The FDA is often criticized for the length and ardor of its drug approval process. Its critics often point to lives that could have been saved by drugs approved more quickly, which although quite possibly true, does not necessarily warrant significant reduction of the entire process, as well as the administrative costs of trials that last approximately ten years on average. While these concerns are valid, they address the effects of the process and lose sight of the FDA’s self-proclaimed mission: “protecting the public health by assuring the safety, efficacy, and security of human and veterinary drugs.”
The second part of the mission statement, “efficacy,” is a more recent change in policy, dating back to the 1962 thalidomide tragedy. Perhaps there are some who believe this mission should never have been changed, that the FDA should solely seek to determine drugs that do no harm and not concern themselves with drug efficacy. While this is a reflection of a general, understandable disinclination to larger government, the case for small government and consumer discretion simply does not hold for drugs given the gravity of the issue. Even if all approved drugs were safe, lives would still be in the balance because selecting one over another would affect the treatment and prognosis of the patient. There are so many treatment choices to be made already that most physicians would probably agree having more alternatives would not be beneficial, but would rather overload the patient with information and increase the risk of suboptimal choice. Perhaps it would make more sense from a strictly economic standpoint to widen the drug market even further and place more responsibility on patients to inform themselves, but the medical reality is that treatment would be more useful overall if physicians and patients made choices from a limited number of highly effective drugs rather than from a large pool of drugs of unknown efficacy.
As unappealing as the huge amounts of time and money required to approve drugs may be, these elements are essential to the utility of the drug approval process. The effect of time that drugs have on patients simply cannot be simulated, and side effects of drugs can take years to manifest themselves. If drugs are going to be tested, it is unreasonable and misleading to obtain approval on the basis of results from an overly restricted time course, and would certainly result in more undesired side effects and drug recalls. In a similar vein, reproducible results in large samples must be obtained if the drug is to be approved with the intention of reliable, general efficacy. Naturally, however, no great number of people volunteer for an entirely untested drug, so only those few who have limited other options will choose to do so initially. Evidently not only is a long time course necessary, more than one trial is needed if effective, reproducible effects are to be achieved.

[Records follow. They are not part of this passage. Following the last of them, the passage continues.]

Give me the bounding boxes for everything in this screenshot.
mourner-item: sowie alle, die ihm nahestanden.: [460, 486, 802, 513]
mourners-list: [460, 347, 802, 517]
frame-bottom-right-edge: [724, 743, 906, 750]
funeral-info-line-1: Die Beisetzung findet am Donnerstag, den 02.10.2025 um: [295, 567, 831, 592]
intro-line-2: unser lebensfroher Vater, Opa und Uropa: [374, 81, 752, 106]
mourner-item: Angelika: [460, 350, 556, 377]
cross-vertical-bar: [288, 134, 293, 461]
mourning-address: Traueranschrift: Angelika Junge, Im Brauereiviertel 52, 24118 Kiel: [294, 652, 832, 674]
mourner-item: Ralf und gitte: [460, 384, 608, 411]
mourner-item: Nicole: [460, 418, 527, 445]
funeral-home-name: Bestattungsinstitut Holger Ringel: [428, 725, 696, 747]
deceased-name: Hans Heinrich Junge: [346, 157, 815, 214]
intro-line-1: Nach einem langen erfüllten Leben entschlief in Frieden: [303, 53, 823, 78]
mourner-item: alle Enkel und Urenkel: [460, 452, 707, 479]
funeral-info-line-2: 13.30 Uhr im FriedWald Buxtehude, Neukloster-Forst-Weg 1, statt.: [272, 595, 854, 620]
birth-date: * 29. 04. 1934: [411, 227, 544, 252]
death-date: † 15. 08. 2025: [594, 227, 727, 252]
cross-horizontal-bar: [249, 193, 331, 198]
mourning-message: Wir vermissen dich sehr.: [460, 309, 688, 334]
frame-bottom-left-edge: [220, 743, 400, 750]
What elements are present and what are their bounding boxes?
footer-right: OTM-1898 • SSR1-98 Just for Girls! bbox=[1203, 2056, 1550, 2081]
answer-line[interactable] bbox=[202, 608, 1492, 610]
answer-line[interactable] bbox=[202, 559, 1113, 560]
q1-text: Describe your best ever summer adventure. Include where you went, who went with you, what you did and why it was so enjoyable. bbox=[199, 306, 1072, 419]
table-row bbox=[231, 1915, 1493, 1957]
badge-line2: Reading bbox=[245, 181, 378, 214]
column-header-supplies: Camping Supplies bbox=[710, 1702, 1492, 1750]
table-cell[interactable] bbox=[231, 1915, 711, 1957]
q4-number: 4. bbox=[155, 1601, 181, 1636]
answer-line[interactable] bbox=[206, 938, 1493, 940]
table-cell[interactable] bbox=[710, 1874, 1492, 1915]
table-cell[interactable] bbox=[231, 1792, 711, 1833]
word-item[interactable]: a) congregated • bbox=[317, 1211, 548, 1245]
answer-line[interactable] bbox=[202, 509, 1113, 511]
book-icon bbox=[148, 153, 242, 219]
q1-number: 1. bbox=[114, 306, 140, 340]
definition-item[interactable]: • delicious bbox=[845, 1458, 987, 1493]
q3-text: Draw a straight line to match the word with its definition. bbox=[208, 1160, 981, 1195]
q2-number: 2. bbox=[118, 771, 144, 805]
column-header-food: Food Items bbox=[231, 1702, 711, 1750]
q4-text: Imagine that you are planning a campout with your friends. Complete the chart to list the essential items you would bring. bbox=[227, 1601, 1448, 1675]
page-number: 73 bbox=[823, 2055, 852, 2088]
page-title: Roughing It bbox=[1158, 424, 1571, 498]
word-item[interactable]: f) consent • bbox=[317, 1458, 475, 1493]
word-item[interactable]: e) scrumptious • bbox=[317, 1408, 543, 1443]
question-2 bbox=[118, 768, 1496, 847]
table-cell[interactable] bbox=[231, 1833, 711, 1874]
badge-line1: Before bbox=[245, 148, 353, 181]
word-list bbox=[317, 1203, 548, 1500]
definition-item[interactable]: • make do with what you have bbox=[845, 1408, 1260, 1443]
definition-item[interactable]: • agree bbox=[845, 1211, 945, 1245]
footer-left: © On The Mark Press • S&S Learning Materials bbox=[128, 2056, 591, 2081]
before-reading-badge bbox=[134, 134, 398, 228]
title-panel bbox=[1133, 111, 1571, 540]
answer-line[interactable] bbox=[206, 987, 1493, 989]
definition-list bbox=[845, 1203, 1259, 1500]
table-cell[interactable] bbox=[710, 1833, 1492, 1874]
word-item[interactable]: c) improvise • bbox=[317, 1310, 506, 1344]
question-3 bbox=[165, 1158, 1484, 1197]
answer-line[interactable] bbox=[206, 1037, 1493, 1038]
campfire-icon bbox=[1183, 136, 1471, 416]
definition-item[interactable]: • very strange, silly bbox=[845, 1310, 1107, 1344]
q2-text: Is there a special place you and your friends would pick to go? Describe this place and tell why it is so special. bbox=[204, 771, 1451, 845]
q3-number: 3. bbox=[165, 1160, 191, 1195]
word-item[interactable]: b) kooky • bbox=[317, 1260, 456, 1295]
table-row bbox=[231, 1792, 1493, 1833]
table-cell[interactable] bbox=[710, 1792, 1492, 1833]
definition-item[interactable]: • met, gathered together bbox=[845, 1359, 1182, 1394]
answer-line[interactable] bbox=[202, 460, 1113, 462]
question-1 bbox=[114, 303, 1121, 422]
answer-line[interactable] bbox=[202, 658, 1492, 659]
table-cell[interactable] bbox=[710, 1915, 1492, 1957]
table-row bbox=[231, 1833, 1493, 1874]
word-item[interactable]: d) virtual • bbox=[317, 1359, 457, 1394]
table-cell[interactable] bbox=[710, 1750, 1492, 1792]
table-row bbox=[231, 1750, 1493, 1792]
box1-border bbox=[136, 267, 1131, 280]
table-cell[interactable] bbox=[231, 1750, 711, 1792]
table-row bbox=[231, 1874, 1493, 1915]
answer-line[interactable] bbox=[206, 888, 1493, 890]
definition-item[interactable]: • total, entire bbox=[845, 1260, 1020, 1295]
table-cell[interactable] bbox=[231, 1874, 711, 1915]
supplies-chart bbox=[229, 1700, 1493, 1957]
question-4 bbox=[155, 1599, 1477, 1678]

It seems clear that the FDA drug approval process is not too long or too stringent as many of its critics profess, but rather a necessary measure to ensure the safety and efficacy of its drugs. The real problem is not an excessively lenient system that limits new effective drugs, but rather an insufficiently selective one that allows the development of only marginally more effective drugs. As the British Medical Journal reports, “more relevant than the absolute number of new drugs brought to the market is the number that represent a therapeutic advance.” The mission statement of the FDA aspires to efficacy, but not explicitly to progress in efficacy. “Covering a roughly similar time period (1974-94), the industry’s Barral report on all internationally marketed new drugs concluded that only 11% were therapeutically and pharmacologically innovative. Since the mid-1990s, independent reviews have also concluded that about 85-90% of all new drugs provide few or no clinical advantages for patients.” The question is why so much time and effort are poured into researching, producing, and marketing drugs that are only marginally more effective. The answer? Pharmaceutical “companies use “’clinical trial administration, research publication, regulatory lobbying, physician and patient education, drug pricing, advertising, and point-of-use promotion’ to create distinct marketing profiles and brand loyalty for their therapeutically similar products. Sales from these drugs generate steady profits throughout the ups and downs of blockbusters coming off patents.” This type of behavior that ostensibly has profit and not the patient as the priority is propagated by “the low bars of being better than placebo, using surrogate endpoints instead of hard clinical outcomes, or being non-inferior to a comparator, allowing approval of medicines that may even be less effective or less safe than existing ones. Notable examples include rofecoxib (Vioxx), rosiglitazone (Avandia), gatifloxacin (Tequin), and drotrecogin alfa (Xigris).”
The main problem with the FDA drug approval process appears to be not its length, but rather the loosely interpreted mission statement of efficacy and the excessively lenient implementation concerning it. The question of how this cycle of enormous investment in creating marginally superior drugs in order to ensure profit arose is perhaps linked to the Prescription Drug User Free Act or other legislation that in essence has companies pay fees to the FDA for their own regulation, which seems like a dangerous conflict of interest. However this problem was created, the mission of the FDA must be clarified as one that provides for drug safety and efficacy not only for immediate success, but for longitudinal progress, if patient health is to be held as the chief objective.